Bamboo Shoots Stewed Pork 竹笋烧肉 Recipe
2 lbs pork butt 梅头肉– cut into chunks– see note below
1 lb frozen chunk bamboo shoots 绿竹笋
1 honey date 蜜枣
2 stalks green onion
2 inches ginger– crushed
5 cloves garlic– crushed
2 star anise 八角
1 piece cinnamon stick 桂皮
1 stick rock candy stick 冰片糖
1 hot pepper (optional– skip for non-spicy version)
1/2 cup soy sauce
1/2 tbsp dark soy sauce (optional)
3 tbsp rice cooking wine
1/2 tsp five spice powder
6 cups water
- Prepare stew sauce: Boil all ingredients in a pot, covered, on high heat for 15 minutes for the flavor to com out.
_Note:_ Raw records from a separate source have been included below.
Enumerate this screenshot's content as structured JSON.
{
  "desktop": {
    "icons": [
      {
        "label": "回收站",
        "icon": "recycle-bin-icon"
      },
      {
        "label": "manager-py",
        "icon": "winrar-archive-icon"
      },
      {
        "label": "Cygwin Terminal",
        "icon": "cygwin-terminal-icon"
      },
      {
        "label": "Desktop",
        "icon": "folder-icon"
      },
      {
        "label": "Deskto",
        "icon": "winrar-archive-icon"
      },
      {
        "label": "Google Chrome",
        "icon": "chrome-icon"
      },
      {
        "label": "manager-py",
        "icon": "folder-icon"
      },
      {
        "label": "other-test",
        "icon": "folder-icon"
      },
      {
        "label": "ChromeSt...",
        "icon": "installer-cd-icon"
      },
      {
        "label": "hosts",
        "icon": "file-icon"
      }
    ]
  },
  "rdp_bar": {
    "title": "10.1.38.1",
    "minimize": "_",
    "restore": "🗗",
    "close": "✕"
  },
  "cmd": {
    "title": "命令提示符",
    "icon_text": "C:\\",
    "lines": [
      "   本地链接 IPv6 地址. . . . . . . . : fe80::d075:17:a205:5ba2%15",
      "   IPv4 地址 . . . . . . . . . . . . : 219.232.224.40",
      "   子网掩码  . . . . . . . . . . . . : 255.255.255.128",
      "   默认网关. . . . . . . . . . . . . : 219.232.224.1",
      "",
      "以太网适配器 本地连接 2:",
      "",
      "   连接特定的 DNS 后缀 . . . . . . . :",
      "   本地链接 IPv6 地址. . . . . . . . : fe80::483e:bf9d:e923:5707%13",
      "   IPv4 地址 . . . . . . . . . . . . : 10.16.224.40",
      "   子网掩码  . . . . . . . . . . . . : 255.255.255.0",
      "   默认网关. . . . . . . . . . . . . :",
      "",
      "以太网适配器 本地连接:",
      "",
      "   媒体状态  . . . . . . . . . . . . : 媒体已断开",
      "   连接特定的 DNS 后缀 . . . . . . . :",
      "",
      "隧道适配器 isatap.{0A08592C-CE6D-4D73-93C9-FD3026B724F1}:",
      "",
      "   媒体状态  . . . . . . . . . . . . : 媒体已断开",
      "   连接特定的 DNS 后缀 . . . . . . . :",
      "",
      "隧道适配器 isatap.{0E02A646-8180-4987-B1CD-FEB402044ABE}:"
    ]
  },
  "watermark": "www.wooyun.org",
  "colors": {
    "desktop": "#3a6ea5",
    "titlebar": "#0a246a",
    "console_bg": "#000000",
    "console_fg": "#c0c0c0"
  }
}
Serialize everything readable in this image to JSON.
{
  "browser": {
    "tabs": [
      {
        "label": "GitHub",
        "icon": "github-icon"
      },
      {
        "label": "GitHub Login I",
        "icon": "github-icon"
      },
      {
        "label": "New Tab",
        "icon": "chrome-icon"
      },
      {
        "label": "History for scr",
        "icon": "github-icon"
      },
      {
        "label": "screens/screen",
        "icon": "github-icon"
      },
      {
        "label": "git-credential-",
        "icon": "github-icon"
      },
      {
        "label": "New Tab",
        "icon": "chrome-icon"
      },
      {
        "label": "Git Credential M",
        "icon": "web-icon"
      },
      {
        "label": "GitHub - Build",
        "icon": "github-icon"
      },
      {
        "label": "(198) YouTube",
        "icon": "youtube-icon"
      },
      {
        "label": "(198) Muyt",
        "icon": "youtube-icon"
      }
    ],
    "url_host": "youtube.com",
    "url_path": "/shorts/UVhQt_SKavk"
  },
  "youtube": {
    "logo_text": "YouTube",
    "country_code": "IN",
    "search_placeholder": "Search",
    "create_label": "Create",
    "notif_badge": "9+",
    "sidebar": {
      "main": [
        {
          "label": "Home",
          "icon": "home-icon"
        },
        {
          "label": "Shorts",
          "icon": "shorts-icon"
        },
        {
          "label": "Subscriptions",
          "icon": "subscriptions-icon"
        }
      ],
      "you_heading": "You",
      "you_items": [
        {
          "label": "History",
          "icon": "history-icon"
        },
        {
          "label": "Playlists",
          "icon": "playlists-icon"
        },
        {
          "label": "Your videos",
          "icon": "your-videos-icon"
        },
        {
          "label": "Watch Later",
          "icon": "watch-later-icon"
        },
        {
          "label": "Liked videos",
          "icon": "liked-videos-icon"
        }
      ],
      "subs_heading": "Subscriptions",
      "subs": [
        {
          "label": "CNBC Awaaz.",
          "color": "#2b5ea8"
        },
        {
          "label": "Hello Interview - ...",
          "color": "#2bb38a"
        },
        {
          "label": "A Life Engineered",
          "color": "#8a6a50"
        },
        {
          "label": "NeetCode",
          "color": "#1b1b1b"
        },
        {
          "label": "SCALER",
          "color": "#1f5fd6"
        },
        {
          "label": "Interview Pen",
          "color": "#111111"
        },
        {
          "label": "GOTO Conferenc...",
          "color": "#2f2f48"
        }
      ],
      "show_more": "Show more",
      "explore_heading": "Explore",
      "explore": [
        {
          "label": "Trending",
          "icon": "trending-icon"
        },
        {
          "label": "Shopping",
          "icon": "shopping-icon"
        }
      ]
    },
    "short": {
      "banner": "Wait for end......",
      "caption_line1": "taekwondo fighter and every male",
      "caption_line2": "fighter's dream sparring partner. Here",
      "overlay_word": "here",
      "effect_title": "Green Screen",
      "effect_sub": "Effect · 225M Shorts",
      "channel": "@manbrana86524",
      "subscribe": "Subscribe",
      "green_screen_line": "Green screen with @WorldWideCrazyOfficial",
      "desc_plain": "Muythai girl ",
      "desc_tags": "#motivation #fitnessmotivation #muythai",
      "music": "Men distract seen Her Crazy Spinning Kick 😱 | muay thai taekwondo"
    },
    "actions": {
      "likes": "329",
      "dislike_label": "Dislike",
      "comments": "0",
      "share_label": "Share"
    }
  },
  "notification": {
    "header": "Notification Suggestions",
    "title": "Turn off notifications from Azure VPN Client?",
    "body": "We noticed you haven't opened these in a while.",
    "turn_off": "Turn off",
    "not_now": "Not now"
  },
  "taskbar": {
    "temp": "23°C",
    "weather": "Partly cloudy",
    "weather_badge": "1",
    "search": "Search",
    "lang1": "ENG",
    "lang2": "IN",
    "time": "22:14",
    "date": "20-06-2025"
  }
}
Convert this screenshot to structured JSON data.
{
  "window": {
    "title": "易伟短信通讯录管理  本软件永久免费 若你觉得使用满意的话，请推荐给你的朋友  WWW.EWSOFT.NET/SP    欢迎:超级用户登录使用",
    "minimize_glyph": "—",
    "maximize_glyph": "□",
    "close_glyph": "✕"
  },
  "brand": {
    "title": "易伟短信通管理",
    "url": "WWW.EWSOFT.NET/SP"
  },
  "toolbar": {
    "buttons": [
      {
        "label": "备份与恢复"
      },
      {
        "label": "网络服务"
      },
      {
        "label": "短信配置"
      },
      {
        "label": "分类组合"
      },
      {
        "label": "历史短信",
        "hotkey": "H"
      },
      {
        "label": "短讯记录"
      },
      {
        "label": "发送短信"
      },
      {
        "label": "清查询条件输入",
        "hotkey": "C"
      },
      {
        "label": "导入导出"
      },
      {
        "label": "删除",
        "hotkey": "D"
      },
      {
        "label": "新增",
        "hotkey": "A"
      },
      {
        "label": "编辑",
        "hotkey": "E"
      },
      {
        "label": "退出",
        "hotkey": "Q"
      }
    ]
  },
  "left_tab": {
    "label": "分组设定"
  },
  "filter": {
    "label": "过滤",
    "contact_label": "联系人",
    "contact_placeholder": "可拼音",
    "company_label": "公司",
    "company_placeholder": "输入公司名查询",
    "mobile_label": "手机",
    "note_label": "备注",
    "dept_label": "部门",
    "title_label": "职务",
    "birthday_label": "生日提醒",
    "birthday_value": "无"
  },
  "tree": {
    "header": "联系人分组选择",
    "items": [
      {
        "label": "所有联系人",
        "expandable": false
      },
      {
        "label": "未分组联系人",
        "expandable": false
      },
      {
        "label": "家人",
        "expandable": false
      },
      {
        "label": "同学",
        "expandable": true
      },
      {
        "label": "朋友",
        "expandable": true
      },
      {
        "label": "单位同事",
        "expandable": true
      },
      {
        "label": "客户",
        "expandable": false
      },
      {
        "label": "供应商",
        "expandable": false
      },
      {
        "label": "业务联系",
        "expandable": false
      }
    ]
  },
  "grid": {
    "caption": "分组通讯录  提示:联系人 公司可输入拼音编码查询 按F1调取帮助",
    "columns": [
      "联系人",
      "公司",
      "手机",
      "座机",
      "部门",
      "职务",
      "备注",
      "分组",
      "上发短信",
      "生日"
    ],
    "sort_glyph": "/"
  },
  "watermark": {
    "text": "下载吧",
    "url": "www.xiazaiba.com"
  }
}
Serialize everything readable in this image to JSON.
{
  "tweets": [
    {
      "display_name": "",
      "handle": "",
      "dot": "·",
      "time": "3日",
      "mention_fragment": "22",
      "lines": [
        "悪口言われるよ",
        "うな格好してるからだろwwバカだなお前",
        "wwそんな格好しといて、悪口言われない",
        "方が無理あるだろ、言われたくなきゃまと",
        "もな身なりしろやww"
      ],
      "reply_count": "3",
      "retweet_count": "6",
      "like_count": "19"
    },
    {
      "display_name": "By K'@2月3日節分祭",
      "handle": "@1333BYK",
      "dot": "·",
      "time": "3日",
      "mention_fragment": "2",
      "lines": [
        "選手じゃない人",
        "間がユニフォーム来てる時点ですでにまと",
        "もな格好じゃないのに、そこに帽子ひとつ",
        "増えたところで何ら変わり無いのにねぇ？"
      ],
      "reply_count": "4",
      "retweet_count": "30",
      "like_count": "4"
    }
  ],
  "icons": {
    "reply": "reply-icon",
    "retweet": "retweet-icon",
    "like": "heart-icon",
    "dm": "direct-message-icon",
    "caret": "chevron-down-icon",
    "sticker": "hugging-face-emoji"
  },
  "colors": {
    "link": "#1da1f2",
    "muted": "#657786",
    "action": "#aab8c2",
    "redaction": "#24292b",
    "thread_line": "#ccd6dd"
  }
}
- Cut meat into 1-inch chunks. Blanch, rinse and add to the stew sauce. Cook on high heat for 5 minutes, then turn down to medium heat. Partially covered, cook for about 1 hour until the meat are tender but not falling apart. Stir occasionally. Add more water if liquid is drying too fast. Remove the meat when it is done.
- While the meat is stewing, Slice bamboo shoots to 1/4-inch thickness. Blanch in boiling water then strain.
- Add in sliced bamboo shoot to stew sauce, cook on medium heat for 15-20 minutes. The stew sauce should almost covers bamboo shoots. Add more water if necessary. Return meat to the pot and stir to combine.
- Pork Butt: I use combination of 2/3 pork butt and 1/3 pork belly.